Continuous Integration, Continuous Delivery, Continuous Deployment (CI/CD) are software development practices for producing software in short cycles between merging source code changes and updating applications. The ultimate goal of these practices is to reduce the costs, time, and risks by delivering software in small pieces.
In workshop 7 of this series, we will know about CI/CD flow building so that every time you change and push source code on the git repository, it will automatically re-update our services and applications. There are many tools for us to build CI/CD, the most popular are Jenkins, Gitlab CI, Circle CI. In this workshop, we will use AWS’s CodePipeline.

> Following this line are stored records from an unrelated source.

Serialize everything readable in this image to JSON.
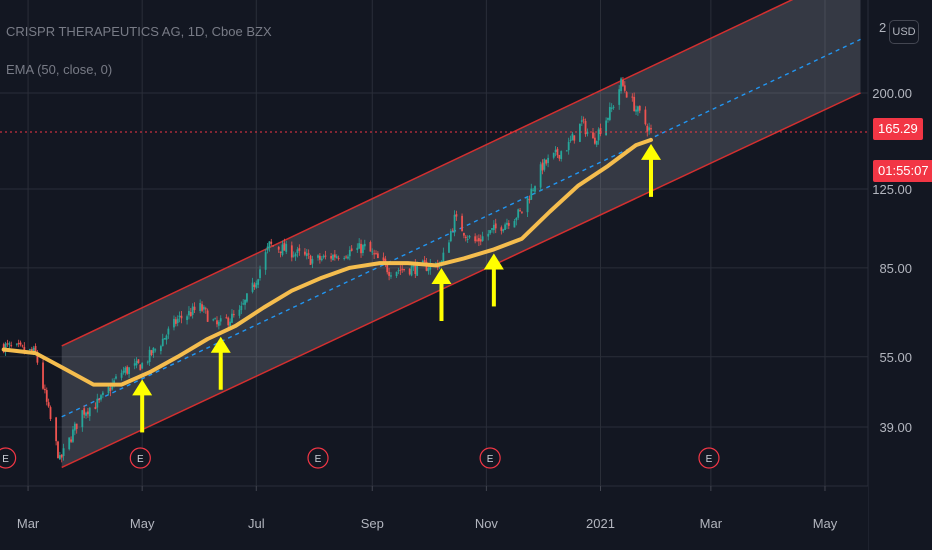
{
  "header": {
    "symbol": "CRISPR THERAPEUTICS AG, 1D, Cboe BZX",
    "indicator": "EMA (50, close, 0)",
    "currency_button": "USD",
    "top_tick_partial": "2"
  },
  "price_tags": {
    "last_price": "165.29",
    "countdown": "01:55:07",
    "color": "#f23645"
  },
  "colors": {
    "background": "#131722",
    "up_candle": "#26a69a",
    "down_candle": "#ef5350",
    "ema": "#f5bd4e",
    "channel": "#d32f2f",
    "midline": "#2196f3",
    "arrows": "#ffff00",
    "earnings_marker": "#f23645"
  },
  "chart_data": {
    "type": "candlestick",
    "title": "CRISPR THERAPEUTICS AG, 1D, Cboe BZX",
    "y_scale": "log",
    "ylim": [
      31,
      270
    ],
    "y_ticks": [
      {
        "v": 39,
        "label": "39.00"
      },
      {
        "v": 55,
        "label": "55.00"
      },
      {
        "v": 85,
        "label": "85.00"
      },
      {
        "v": 125,
        "label": "125.00"
      },
      {
        "v": 200,
        "label": "200.00"
      }
    ],
    "x_ticks": [
      {
        "date": "2020-03-01",
        "label": "Mar"
      },
      {
        "date": "2020-05-01",
        "label": "May"
      },
      {
        "date": "2020-07-01",
        "label": "Jul"
      },
      {
        "date": "2020-09-01",
        "label": "Sep"
      },
      {
        "date": "2020-11-01",
        "label": "Nov"
      },
      {
        "date": "2021-01-01",
        "label": "2021"
      },
      {
        "date": "2021-03-01",
        "label": "Mar"
      },
      {
        "date": "2021-05-01",
        "label": "May"
      }
    ],
    "xlim": [
      "2020-02-15",
      "2021-05-24"
    ],
    "price_path": [
      {
        "date": "2020-02-17",
        "close": 58
      },
      {
        "date": "2020-03-05",
        "close": 56
      },
      {
        "date": "2020-03-12",
        "close": 42
      },
      {
        "date": "2020-03-18",
        "close": 33
      },
      {
        "date": "2020-03-30",
        "close": 42
      },
      {
        "date": "2020-04-08",
        "close": 44
      },
      {
        "date": "2020-04-20",
        "close": 51
      },
      {
        "date": "2020-05-01",
        "close": 53
      },
      {
        "date": "2020-05-08",
        "close": 57
      },
      {
        "date": "2020-05-20",
        "close": 66
      },
      {
        "date": "2020-06-01",
        "close": 70
      },
      {
        "date": "2020-06-10",
        "close": 64
      },
      {
        "date": "2020-06-22",
        "close": 68
      },
      {
        "date": "2020-06-29",
        "close": 77
      },
      {
        "date": "2020-07-08",
        "close": 95
      },
      {
        "date": "2020-07-20",
        "close": 92
      },
      {
        "date": "2020-08-01",
        "close": 88
      },
      {
        "date": "2020-08-15",
        "close": 91
      },
      {
        "date": "2020-08-28",
        "close": 94
      },
      {
        "date": "2020-09-10",
        "close": 84
      },
      {
        "date": "2020-09-25",
        "close": 85
      },
      {
        "date": "2020-10-08",
        "close": 87
      },
      {
        "date": "2020-10-15",
        "close": 108
      },
      {
        "date": "2020-10-25",
        "close": 96
      },
      {
        "date": "2020-11-08",
        "close": 104
      },
      {
        "date": "2020-11-20",
        "close": 112
      },
      {
        "date": "2020-12-01",
        "close": 140
      },
      {
        "date": "2020-12-15",
        "close": 155
      },
      {
        "date": "2020-12-22",
        "close": 173
      },
      {
        "date": "2020-12-28",
        "close": 158
      },
      {
        "date": "2021-01-07",
        "close": 185
      },
      {
        "date": "2021-01-12",
        "close": 210
      },
      {
        "date": "2021-01-20",
        "close": 185
      },
      {
        "date": "2021-01-28",
        "close": 165
      }
    ],
    "ema50": [
      {
        "date": "2020-02-17",
        "value": 57
      },
      {
        "date": "2020-03-05",
        "value": 56
      },
      {
        "date": "2020-03-20",
        "value": 52
      },
      {
        "date": "2020-04-05",
        "value": 48
      },
      {
        "date": "2020-04-20",
        "value": 48
      },
      {
        "date": "2020-05-05",
        "value": 51
      },
      {
        "date": "2020-05-20",
        "value": 55
      },
      {
        "date": "2020-06-05",
        "value": 60
      },
      {
        "date": "2020-06-20",
        "value": 64
      },
      {
        "date": "2020-07-05",
        "value": 70
      },
      {
        "date": "2020-07-20",
        "value": 76
      },
      {
        "date": "2020-08-05",
        "value": 81
      },
      {
        "date": "2020-08-20",
        "value": 85
      },
      {
        "date": "2020-09-05",
        "value": 87
      },
      {
        "date": "2020-09-20",
        "value": 87
      },
      {
        "date": "2020-10-05",
        "value": 86
      },
      {
        "date": "2020-10-20",
        "value": 89
      },
      {
        "date": "2020-11-05",
        "value": 93
      },
      {
        "date": "2020-11-20",
        "value": 98
      },
      {
        "date": "2020-12-05",
        "value": 112
      },
      {
        "date": "2020-12-20",
        "value": 127
      },
      {
        "date": "2021-01-05",
        "value": 140
      },
      {
        "date": "2021-01-20",
        "value": 155
      },
      {
        "date": "2021-01-28",
        "value": 159
      }
    ],
    "channel": {
      "lower": [
        {
          "date": "2020-03-19",
          "value": 32
        },
        {
          "date": "2021-05-20",
          "value": 200
        }
      ],
      "upper": [
        {
          "date": "2020-03-19",
          "value": 58
        },
        {
          "date": "2021-05-20",
          "value": 370
        }
      ],
      "mid": [
        {
          "date": "2020-03-19",
          "value": 41
        },
        {
          "date": "2021-05-20",
          "value": 260
        }
      ]
    },
    "last_price": 165.29,
    "earnings_markers": [
      "2020-02-18",
      "2020-04-30",
      "2020-08-03",
      "2020-11-03",
      "2021-02-28"
    ],
    "arrows": [
      "2020-05-01",
      "2020-06-12",
      "2020-10-08",
      "2020-11-05",
      "2021-01-28"
    ]
  }
}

The CI/CD Architecture for back-end:
The CI/CD Architecture for website front-end:
CI
Continuous Integration is a software development practice in which developers regularly commit and push their local changes back to the shared repository (usually several times a day). By fetching and merging changes from other developers they mitigated the risk of complicated conflict resolution. Before each commit, developers can run unit tests locally on their source code as an additional check before integrating. A continuous integration service automatically builds and runs unit tests on the new source code changes to catch any errors immediately.
CD
Continuous Delivery is a software development practice that extends Continuous Integration in which source code changes are automatically prepared for deployment to a production instance. After a build, the build artifact with new changes is deployed to a staging instance where advanced (integration, acceptance, load, end-to-end, etc.) tests are run. If needed, the build artifact is automatically deployed to the production instance after manual approval.

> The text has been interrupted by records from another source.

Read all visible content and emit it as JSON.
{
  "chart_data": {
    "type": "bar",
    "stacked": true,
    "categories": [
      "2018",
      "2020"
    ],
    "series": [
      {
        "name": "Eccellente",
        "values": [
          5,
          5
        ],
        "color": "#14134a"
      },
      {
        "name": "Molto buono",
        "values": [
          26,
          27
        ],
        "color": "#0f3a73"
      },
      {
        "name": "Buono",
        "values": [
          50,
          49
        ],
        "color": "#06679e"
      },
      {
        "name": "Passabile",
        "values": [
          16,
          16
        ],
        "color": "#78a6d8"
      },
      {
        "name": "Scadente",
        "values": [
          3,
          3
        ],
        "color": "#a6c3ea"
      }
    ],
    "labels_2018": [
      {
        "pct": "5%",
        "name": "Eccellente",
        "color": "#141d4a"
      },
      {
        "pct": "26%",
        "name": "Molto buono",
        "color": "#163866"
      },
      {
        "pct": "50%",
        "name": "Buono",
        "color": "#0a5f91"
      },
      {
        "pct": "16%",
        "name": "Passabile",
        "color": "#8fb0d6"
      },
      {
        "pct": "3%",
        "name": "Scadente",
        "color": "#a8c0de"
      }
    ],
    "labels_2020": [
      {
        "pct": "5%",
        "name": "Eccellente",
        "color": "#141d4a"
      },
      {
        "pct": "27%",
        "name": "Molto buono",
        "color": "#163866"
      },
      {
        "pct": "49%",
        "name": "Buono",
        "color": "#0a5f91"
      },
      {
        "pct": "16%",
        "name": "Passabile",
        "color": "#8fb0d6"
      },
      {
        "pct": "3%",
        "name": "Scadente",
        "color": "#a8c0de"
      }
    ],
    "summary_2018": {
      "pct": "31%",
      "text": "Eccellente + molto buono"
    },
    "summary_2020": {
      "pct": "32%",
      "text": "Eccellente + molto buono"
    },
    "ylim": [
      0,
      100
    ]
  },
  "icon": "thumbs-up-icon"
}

Continuous Deployment is a software development practice that extends Continuous Delivery in which source code changes are automatically deployed to a production instance. The difference between Continuous Delivery and Continuous Deployment is the presence of manual approval. With Continuous Delivery, deployment to production occurs automatically after manual approval. With Continuous Deployment, deployment to production occurs automatically without manual approval.